The accused terror suspects want to have their habeas corpus application heard in open court.
But on May 11 a judge has banned publication because the case will be heard at the same time the court reviews an earlier decision denying them bail.
That bail review is likely to delve into details of the Crown’s case against them – evidence that normally can’t be published before a trial because of concerns it could taint a jury.
But Sanjeev Anand, a law professor at the University of Alberta, said extending the ban to cover the habeas corpus proceeding is “an incredibly cautious approach,” perhaps overly so, because it’s highly unlikely evidence about the accused men’s conditions of imprisonment will be part of any future trial.
Their jail conditions are something the public deserves to know about today, he said.
“In cases like these, we need the public scrutiny. The state is holding and wielding enormous power over these individuals,” Anand said in an interview yesterday. “We need to know … is it doing so fairly or unfairly?”

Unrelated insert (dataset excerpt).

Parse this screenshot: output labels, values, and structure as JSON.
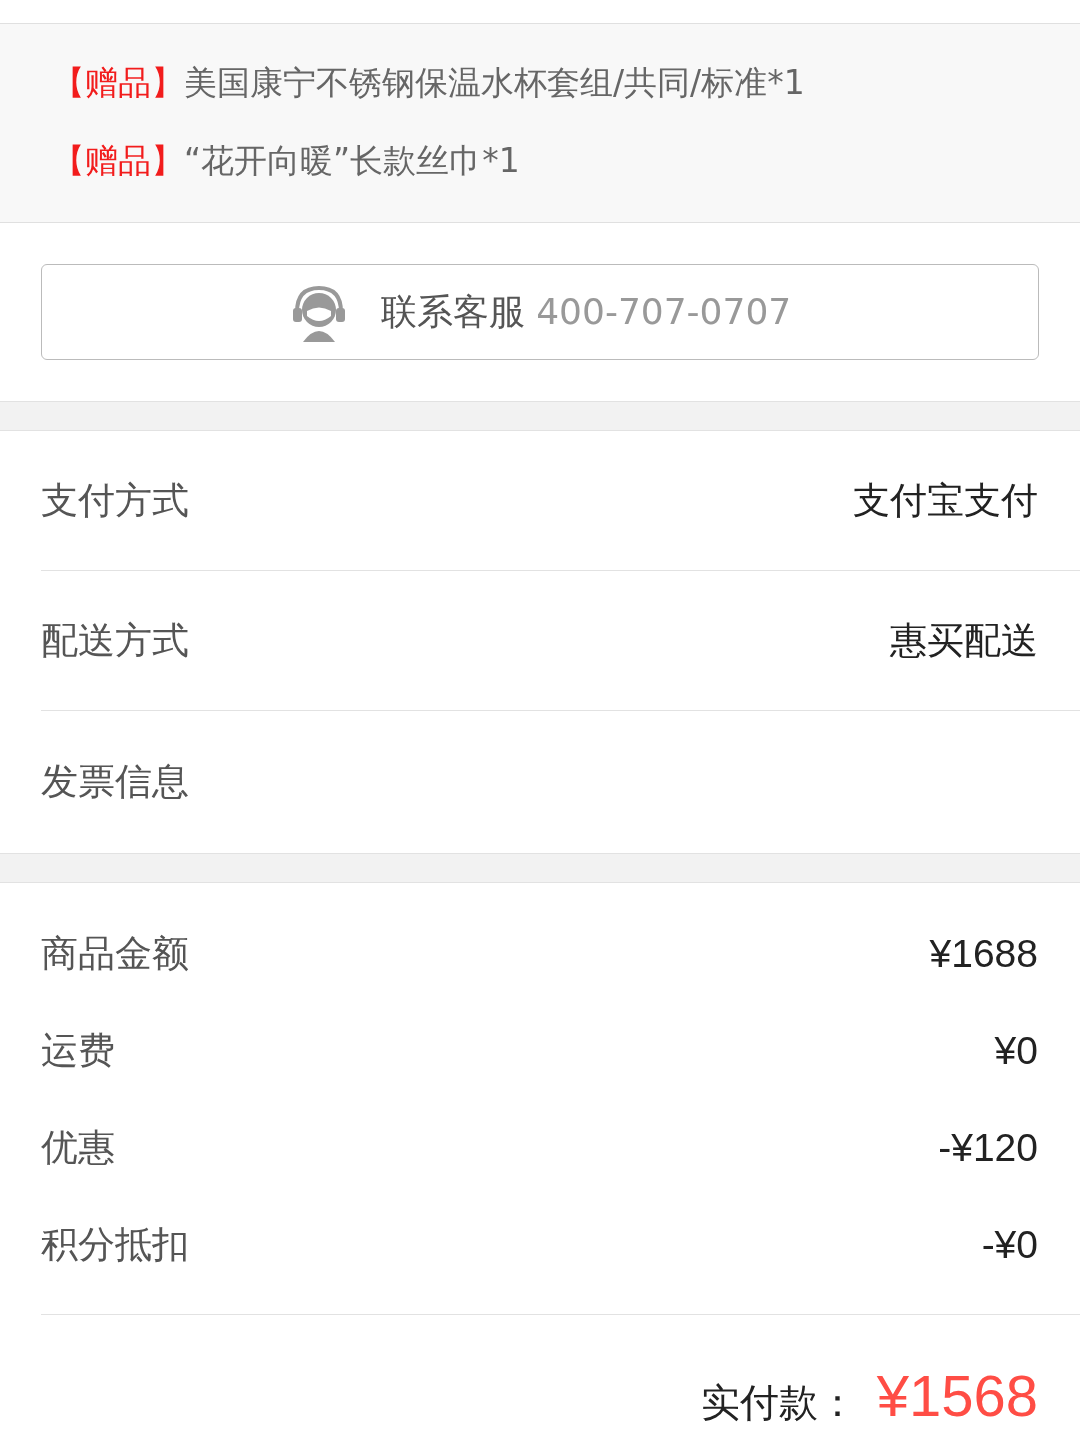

Alan Young, a criminal law professor at Osgoode Hall Law School in Toronto, said people usually resort to habeas corpus only when they’ve been pushed to the brink, a point where they’re alleging the government has acted illegally in depriving them of their liberty.
“This is where the public’s right to know becomes very powerful,” Young said. “We … want to know if this individual’s detention is being done legally and by the books.”
The application will also force the government to justify their detention, he said.
Young said there seems to have been an “ebb and flow” to the notion of open justice in Canada in the past decade.
On the one hand, there have been “celebrated cases” in which the Supreme Court stated in “very powerful” terms that publication bans should be rare. But later, the 9/11 attacks infused the justice system with a different dynamic, one that places a premium on “secrecy and intelligence gathering.”
“There’s a real delicate tension right now in the law between the institutional principle of erring on the side of publication and our interest in combating terrorism, which says err on the side of secrecy,” Young said.
“For the past four to five years, the public has been left in the dark and it’s starting to look as if there’s a problem in developing practices or patterns in terms of secrecy.”
Anand, who specializes in criminal law and freedom of expression, thinks the media can be trusted to distinguish between evidence dealing with jail conditions and evidence against the accused, which can’t be published until a trial. “We have tended in Canada, in general, to overuse publication bans.”
The Toronto Star, May 12, 2007. Republished by permission.